VPIRG believes that it’s important to develop as much clean power as we can in state so that we’re less dependent on others for generating the energy we need.  And we’ve done the research to know that wind is an important part of the solution for Vermont.  While wind is not the only answer, combined with improved energy efficiency and other local renewable energy sources, it’s part of the most sustainable and affordable mix of energy sources we have.

Keystone VT?

Tar sands oil is filthy stuff. It’s more corrosive and prone to spilling than conventional crude, in addition to being more energy intensive and environmentally destructive to mine—and Enbridge, Canada’s largest oil transport company, is teaming up with ExxonMobil and making moves to pipe it through Vermont.

The potentially irreversible climate consequences of tapping Canadian tar sands oil—the resulting carbon pollution would quash our chances for keeping the climate from turning violent—isn’t the only reason VPIRG is opposed to any such dirty oil plan.   Climate impacts aside, Vermont can’t afford the risk associated with piping what is essentially high pressure, molten sandpaper through Vermont’s 62-year old pipeline.

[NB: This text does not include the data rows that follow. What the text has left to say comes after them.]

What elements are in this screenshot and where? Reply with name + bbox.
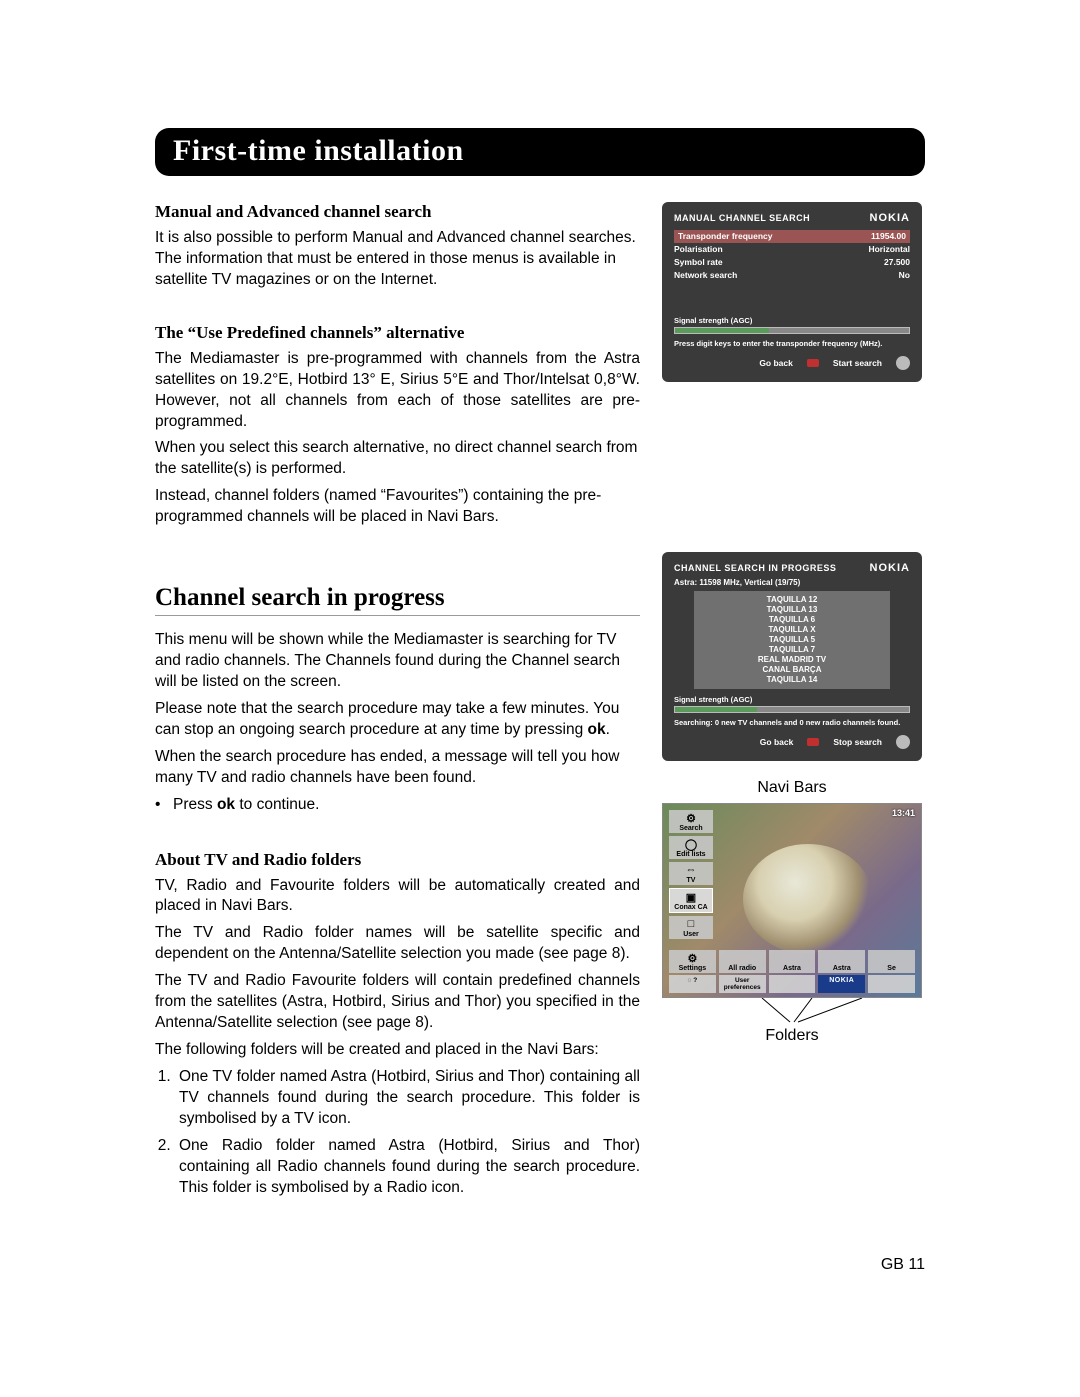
heading-manual-advanced: Manual and Advanced channel search	[155, 202, 640, 222]
navibars-bottom-item	[868, 975, 915, 993]
channel-list-item: TAQUILLA 7	[704, 645, 880, 655]
channel-list-item: TAQUILLA 6	[704, 615, 880, 625]
channel-list-item: TAQUILLA 12	[704, 595, 880, 605]
para-predefined-2: When you select this search alternative,…	[155, 438, 640, 480]
page-title: First-time installation	[173, 134, 464, 167]
panel2-channel-list: TAQUILLA 12TAQUILLA 13TAQUILLA 6TAQUILLA…	[694, 591, 890, 689]
panel2-signal-label: Signal strength (AGC)	[674, 695, 910, 704]
ok-button-icon	[896, 735, 910, 749]
panel1-row-symbolrate: Symbol rate 27.500	[674, 256, 910, 269]
figure-manual-search-panel: MANUAL CHANNEL SEARCH NOKIA Transponder …	[662, 202, 922, 382]
para-search-1: This menu will be shown while the Mediam…	[155, 630, 640, 693]
channel-list-item: TAQUILLA X	[704, 625, 880, 635]
para-folders-3: The TV and Radio Favourite folders will …	[155, 971, 640, 1034]
heading-channel-search: Channel search in progress	[155, 584, 640, 616]
figure-search-progress-panel: CHANNEL SEARCH IN PROGRESS NOKIA Astra: …	[662, 552, 922, 761]
para-folders-4: The following folders will be created an…	[155, 1040, 640, 1061]
navibars-vcol-item: ▣Conax CA	[669, 888, 713, 913]
para-manual-advanced: It is also possible to perform Manual an…	[155, 228, 640, 291]
navibars-vcol-item: ⚙Search	[669, 810, 713, 833]
para-predefined-3: Instead, channel folders (named “Favouri…	[155, 486, 640, 528]
navibars-vcol-item: ⇔TV	[669, 862, 713, 885]
panel1-start-search: Start search	[833, 358, 882, 368]
folders-list: One TV folder named Astra (Hotbird, Siri…	[155, 1067, 640, 1199]
folders-pointer-lines	[662, 998, 922, 1028]
navibars-vcol-item: □User	[669, 916, 713, 939]
heading-about-folders: About TV and Radio folders	[155, 850, 640, 870]
folders-list-item-1: One TV folder named Astra (Hotbird, Siri…	[175, 1067, 640, 1130]
para-folders-1: TV, Radio and Favourite folders will be …	[155, 876, 640, 918]
heading-predefined: The “Use Predefined channels” alternativ…	[155, 323, 640, 343]
panel2-stop-search: Stop search	[833, 737, 882, 747]
panel1-row-frequency: Transponder frequency 11954.00	[674, 230, 910, 243]
navibars-bottom-item: User preferences	[719, 975, 766, 993]
panel1-go-back: Go back	[759, 358, 793, 368]
channel-list-item: TAQUILLA 5	[704, 635, 880, 645]
navibars-bottom-item	[769, 975, 816, 993]
red-button-icon	[807, 738, 819, 746]
navibars-label-bottom: Folders	[662, 1027, 922, 1045]
navibars-hrow-item: ⚙Settings	[669, 950, 716, 973]
panel2-go-back: Go back	[760, 737, 794, 747]
folders-list-item-2: One Radio folder named Astra (Hotbird, S…	[175, 1136, 640, 1199]
page-number: GB 11	[881, 1256, 925, 1274]
navibars-clock: 13:41	[892, 808, 915, 818]
channel-list-item: TAQUILLA 14	[704, 675, 880, 685]
panel1-row-polarisation: Polarisation Horizontal	[674, 243, 910, 256]
channel-list-item: CANAL BARÇA	[704, 665, 880, 675]
panel1-title: MANUAL CHANNEL SEARCH	[674, 213, 810, 223]
navibars-hrow-item: Astra	[818, 950, 865, 973]
page-title-bar: First-time installation	[155, 128, 925, 176]
ok-button-icon	[896, 356, 910, 370]
navibars-label-top: Navi Bars	[662, 779, 922, 797]
navibars-hrow-item: Astra	[769, 950, 816, 973]
panel1-hint: Press digit keys to enter the transponde…	[674, 339, 910, 348]
panel1-signal-label: Signal strength (AGC)	[674, 316, 910, 325]
panel2-signal-bar	[674, 706, 910, 713]
panel1-signal-bar	[674, 327, 910, 334]
navibars-hrow-item: All radio	[719, 950, 766, 973]
panel2-subtitle: Astra: 11598 MHz, Vertical (19/75)	[674, 578, 910, 587]
para-search-3: When the search procedure has ended, a m…	[155, 747, 640, 789]
panel2-title: CHANNEL SEARCH IN PROGRESS	[674, 563, 836, 573]
bullet-press-ok: • Press ok to continue.	[155, 795, 640, 816]
navibars-hrow-item: Se	[868, 950, 915, 973]
para-search-2: Please note that the search procedure ma…	[155, 699, 640, 741]
nokia-logo: NOKIA	[870, 212, 910, 224]
para-folders-2: The TV and Radio folder names will be sa…	[155, 923, 640, 965]
panel2-hint: Searching: 0 new TV channels and 0 new r…	[674, 718, 910, 727]
navibars-bottom-item: ◌ ?	[669, 975, 716, 993]
navibars-vcol-item: ◯Edit lists	[669, 836, 713, 859]
navibars-bottom-item: NOKIA	[818, 975, 865, 993]
channel-list-item: REAL MADRID TV	[704, 655, 880, 665]
red-button-icon	[807, 359, 819, 367]
channel-list-item: TAQUILLA 13	[704, 605, 880, 615]
figure-navibars-screenshot: 13:41 ⚙Search ◯Edit lists ⇔TV ▣Conax CA □Use…	[662, 803, 922, 998]
nokia-logo: NOKIA	[870, 562, 910, 574]
panel1-row-network: Network search No	[674, 269, 910, 282]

To put a pin in Enbridge’s plan to repurpose the 750-mile pipeline route stretching from Alberta, Canada to port in Maine, VPIRG has joined 350.org, VNRC, the National Wildlife Federation, Conservation Law Foundation, NRDC and the Vermont Sierra Club to call for strengthening the state’s authority to require (and deny) a permit for Enbridge and ExxonMobil to pipe tar sands oil through Vermont.

Electric Vehicles for Vermont

Since almost half of Vermont’s greenhouse gas pollution comes from the gasoline or diesel we burn for transportation, our state needs a plan to get serious about repowering our vehicles to run on clean energy instead of dirty, expensive fossil fuels.

To power 25% of all vehicles in the state with electricity by 2030—the ambitious, but doable, goal the state Comprehensive Energy Plan established in 2011—Vermont needs to start laying the foundation this year.  That’s why VPIRG is helping to pass legislation that will 1) establish the path toward electrifying state-owned vehicles; and 2) require the type of innovative, in-depth study the state needs to meet its own ambitious electric vehicles goal.

Full funding of the CEDF

By helping Vermonters make investments in their very own solar power, the Clean Energy Development Fund (CEDF) is responsible for many of the solar hot water and electric systems now dotting hundreds of rooftops across the state. That fund is in jeopardy of running dry.

Instead of letting the CEDF run out of money—which would put the brakes on the progress Vermont has made toward energy independence, green jobs and a vibrant renewable energy sector—VPIRG is working to see the CEDF fully funded.